- 8 years ago
- Wedding: April 2011
I’m going to start off by saying that this is extremely hard for me to write. It makes it a little bit easier knowing that none of you know me in real life, but not much.
I’m also sorry if this is really long.
Heart of the matter: I have very bad teeth.
My mom has bad teeth, and my dads aren’t too much better. It’s not that we don’t take care of our teeth, just that they seem to have problems anyways.
My mom always took us to the dentist every six months as kids, and while I wans’t the best flosser, I always brushed my teeth and flossed a few times a week. As a kid I always had cavities and to make it worse, my brother never did. My mom never specifically belittled me for having cavities but I know it put a strain on finances.
Fastforward. when I went away to college I lost my dental insurance. Long story. I haven’t been to the dentist in seven years. (Yes I know this is really really bad, and I’m sorry that i eve let it go this long).
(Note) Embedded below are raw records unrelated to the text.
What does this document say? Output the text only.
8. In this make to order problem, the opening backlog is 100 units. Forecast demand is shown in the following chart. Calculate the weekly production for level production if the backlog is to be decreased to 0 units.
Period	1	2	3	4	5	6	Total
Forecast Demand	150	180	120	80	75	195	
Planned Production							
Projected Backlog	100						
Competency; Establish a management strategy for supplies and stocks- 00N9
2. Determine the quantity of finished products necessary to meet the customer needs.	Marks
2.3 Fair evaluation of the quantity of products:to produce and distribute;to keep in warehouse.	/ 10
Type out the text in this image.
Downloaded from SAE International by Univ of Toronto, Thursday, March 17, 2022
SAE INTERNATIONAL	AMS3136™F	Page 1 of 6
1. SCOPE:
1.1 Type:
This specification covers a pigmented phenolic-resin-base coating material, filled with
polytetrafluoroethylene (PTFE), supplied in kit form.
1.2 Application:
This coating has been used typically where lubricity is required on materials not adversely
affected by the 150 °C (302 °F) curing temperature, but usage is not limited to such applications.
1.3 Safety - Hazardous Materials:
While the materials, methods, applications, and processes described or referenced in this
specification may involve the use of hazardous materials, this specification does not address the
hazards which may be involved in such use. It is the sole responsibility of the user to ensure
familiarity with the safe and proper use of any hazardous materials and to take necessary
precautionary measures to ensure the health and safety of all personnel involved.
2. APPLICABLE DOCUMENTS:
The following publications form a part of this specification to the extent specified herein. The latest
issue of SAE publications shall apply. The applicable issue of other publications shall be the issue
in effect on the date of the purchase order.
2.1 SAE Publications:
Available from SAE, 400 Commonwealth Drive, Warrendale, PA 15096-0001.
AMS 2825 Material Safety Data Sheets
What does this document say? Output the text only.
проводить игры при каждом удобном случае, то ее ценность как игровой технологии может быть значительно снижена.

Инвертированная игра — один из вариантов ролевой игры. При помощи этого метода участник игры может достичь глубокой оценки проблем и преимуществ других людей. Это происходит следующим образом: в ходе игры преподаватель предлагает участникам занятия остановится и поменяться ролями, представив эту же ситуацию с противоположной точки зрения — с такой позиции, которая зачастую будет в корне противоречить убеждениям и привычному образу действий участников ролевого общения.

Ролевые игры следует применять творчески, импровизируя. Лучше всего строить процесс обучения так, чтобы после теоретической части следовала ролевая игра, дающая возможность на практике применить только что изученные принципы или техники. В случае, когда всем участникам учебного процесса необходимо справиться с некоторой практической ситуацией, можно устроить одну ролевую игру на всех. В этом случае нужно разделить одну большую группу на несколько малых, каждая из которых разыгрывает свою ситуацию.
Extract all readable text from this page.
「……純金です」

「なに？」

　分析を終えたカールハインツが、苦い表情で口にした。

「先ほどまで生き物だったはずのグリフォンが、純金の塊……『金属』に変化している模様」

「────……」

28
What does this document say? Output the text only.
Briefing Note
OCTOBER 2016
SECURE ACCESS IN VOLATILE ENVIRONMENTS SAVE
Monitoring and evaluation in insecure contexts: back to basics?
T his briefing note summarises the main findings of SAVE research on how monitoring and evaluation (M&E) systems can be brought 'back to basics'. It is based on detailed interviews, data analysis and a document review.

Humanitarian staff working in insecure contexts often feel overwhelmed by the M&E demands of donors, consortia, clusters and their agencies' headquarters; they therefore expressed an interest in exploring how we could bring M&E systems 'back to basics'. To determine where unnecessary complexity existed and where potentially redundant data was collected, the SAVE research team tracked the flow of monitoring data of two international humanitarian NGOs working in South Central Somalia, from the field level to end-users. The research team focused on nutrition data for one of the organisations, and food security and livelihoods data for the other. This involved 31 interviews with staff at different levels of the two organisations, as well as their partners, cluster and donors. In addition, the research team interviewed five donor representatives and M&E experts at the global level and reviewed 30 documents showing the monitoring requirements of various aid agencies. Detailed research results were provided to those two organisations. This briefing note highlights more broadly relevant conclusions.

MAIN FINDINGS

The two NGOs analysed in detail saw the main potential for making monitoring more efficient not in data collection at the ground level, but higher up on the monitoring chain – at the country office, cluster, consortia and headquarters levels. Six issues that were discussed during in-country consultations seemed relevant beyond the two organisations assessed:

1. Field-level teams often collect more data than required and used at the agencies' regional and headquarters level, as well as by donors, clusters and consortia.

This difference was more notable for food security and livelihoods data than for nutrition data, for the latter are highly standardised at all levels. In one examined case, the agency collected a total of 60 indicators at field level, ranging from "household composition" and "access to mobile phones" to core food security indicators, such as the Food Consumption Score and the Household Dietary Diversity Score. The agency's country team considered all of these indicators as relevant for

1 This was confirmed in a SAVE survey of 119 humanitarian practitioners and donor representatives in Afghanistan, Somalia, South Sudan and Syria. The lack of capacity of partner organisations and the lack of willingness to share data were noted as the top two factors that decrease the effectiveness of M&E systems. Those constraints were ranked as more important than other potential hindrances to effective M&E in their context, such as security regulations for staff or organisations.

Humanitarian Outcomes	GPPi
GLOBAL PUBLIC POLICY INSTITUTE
My teeth have gotten worse. They are definitely not as white as they could be, I know I have cavities and even worse I have tooth decay. One of my tooths has chipped due to decay. I’m still petrified to go to the dentist. I know it is going to be painful, and even more I know it’s going to cost a fortune, a fortune that I don’t have.
I do have dental insurance through my employer but with the total problems I have, I know it’ll still be a lot of money. I have looked into CareCredit. This is a credit card that certain providers accept for medical treatment. There can be payment plans and depending on the plan you wouldn’t have interest for up to 24 months. I think this might be a good option for me, but I’m not really sure.
More than anything I’m just petrified of going to the dentist and then ::yelling:: at me for letting it get this bad.
I’m so scared, and obviously this upsets me as I’m crying now thinking about it.
I just needed to get that out, and maybe you guys have some words of wisdom and encouragement for me.